A naive approach of appending multiples of \(X\) to the end of \(S\) would exceed the length limit of \(S\), so we need to choose \((X, S)\) such that the multiples of \(X\) are efficiently embedded in \(S\).

One way to construct such an integer exploits the structure of repeating decimals. For example, consider \(1/7 = 0.142857142857\dots\). If we take the repeating segment to form the integer \(142857\) as \(X\), and let \(S\) be the integer formed by writing \(142857\) twice in a row, i.e. \(142857142857\), then we have:

• \(142857 \times 1 = 142857\) : \(\underline{\textbf{142857}}142857\)
• \(142857 \times 2 = 285714\) : \(14\underline{\textbf{285714}}2857\)
• \(142857 \times 3 = 428571\) : \(1\underline{\textbf{428571}}42857\)
• \(142857 \times 4 = 571428\) : \(1428\underline{\textbf{571428}}57\)
• \(142857 \times 5 = 714285\) : \(14285\underline{\textbf{714285}}7\)
• \(142857 \times 6 = 857142\) : \(142\underline{\textbf{857142}}857\)

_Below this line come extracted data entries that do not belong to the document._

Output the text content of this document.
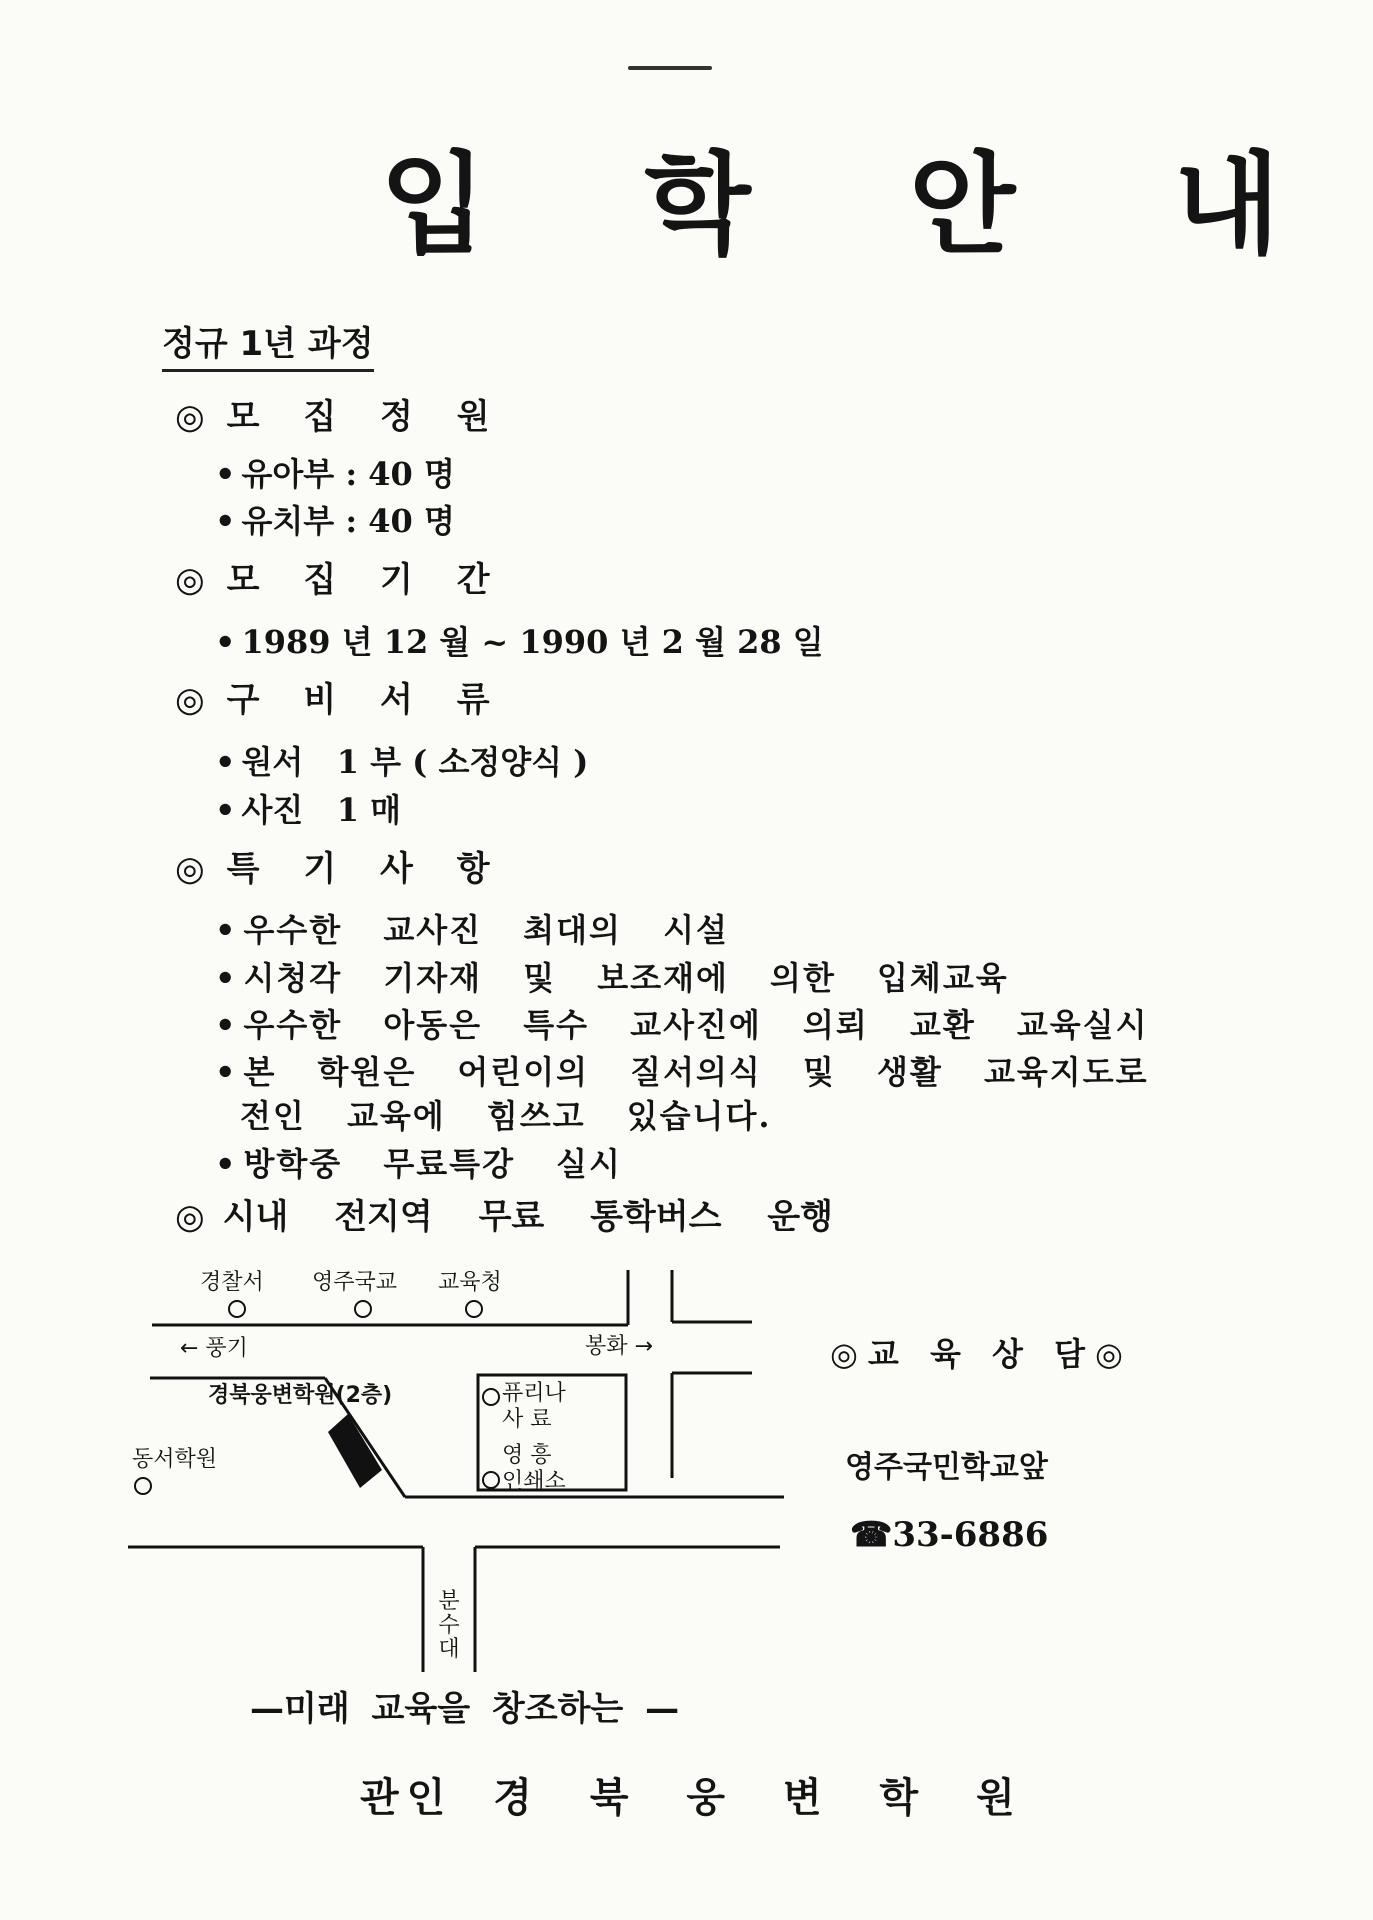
입 학 안 내
정규 1년 과정
◎ 모 집 정 원
• 유아부 : 40 명
• 유치부 : 40 명
◎ 모 집 기 간
• 1989 년 12 월 ~ 1990 년 2 월 28 일
◎ 구 비 서 류
• 원서   1 부 ( 소정양식 )
• 사진   1 매
◎ 특 기 사 항
• 우수한 교사진 최대의 시설
• 시청각 기자재 및 보조재에 의한 입체교육
• 우수한 아동은 특수 교사진에 의뢰 교환 교육실시
• 본 학원은 어린이의 질서의식 및 생활 교육지도로
전인 교육에 힘쓰고 있습니다.
• 방학중 무료특강 실시
◎ 시내 전지역 무료 통학버스 운행
경찰서 영주국교 교육청
← 풍기	봉화 →
경북웅변학원(2층)
동서학원
퓨리나
사 료
영 흥
인쇄소
분수대
◎교 육 상 담◎
영주국민학교앞
☎33-6886
—미래 교육을 창조하는 —
관인 경 북 웅 변 학 원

Here, the products \(X \times 1\) through \(X \times 6\) are all embedded in \(S\).

In general, for a prime \(p\) such that the length of the repeating section of \(1/p\) is \(p-1\), one can apply the above idea to obtain \(X\) along with \(S\) in which \(X \times 1, X \times 2, \dots, X \times (p - 1)\) are all embedded.

It can be proved that the smallest positive integer \(a\) satisfying \(10^a \equiv 1 \pmod{p}\) is \(p-1\) if and only if the length of the repeating section of \(1/p\) is \(p-1\), so we can find such a prime \(p\) using a bit of straightforward computation. (Alternatively, you may directly compute \(1/p\) and check the length of its repeating segment.)

If we use such a prime \(p\) with \(1001 \leq p \leq 2500\) (for example, \(p=1019\)) to obtain \((X, S)\), we can satisfy all conditions in the problem statement.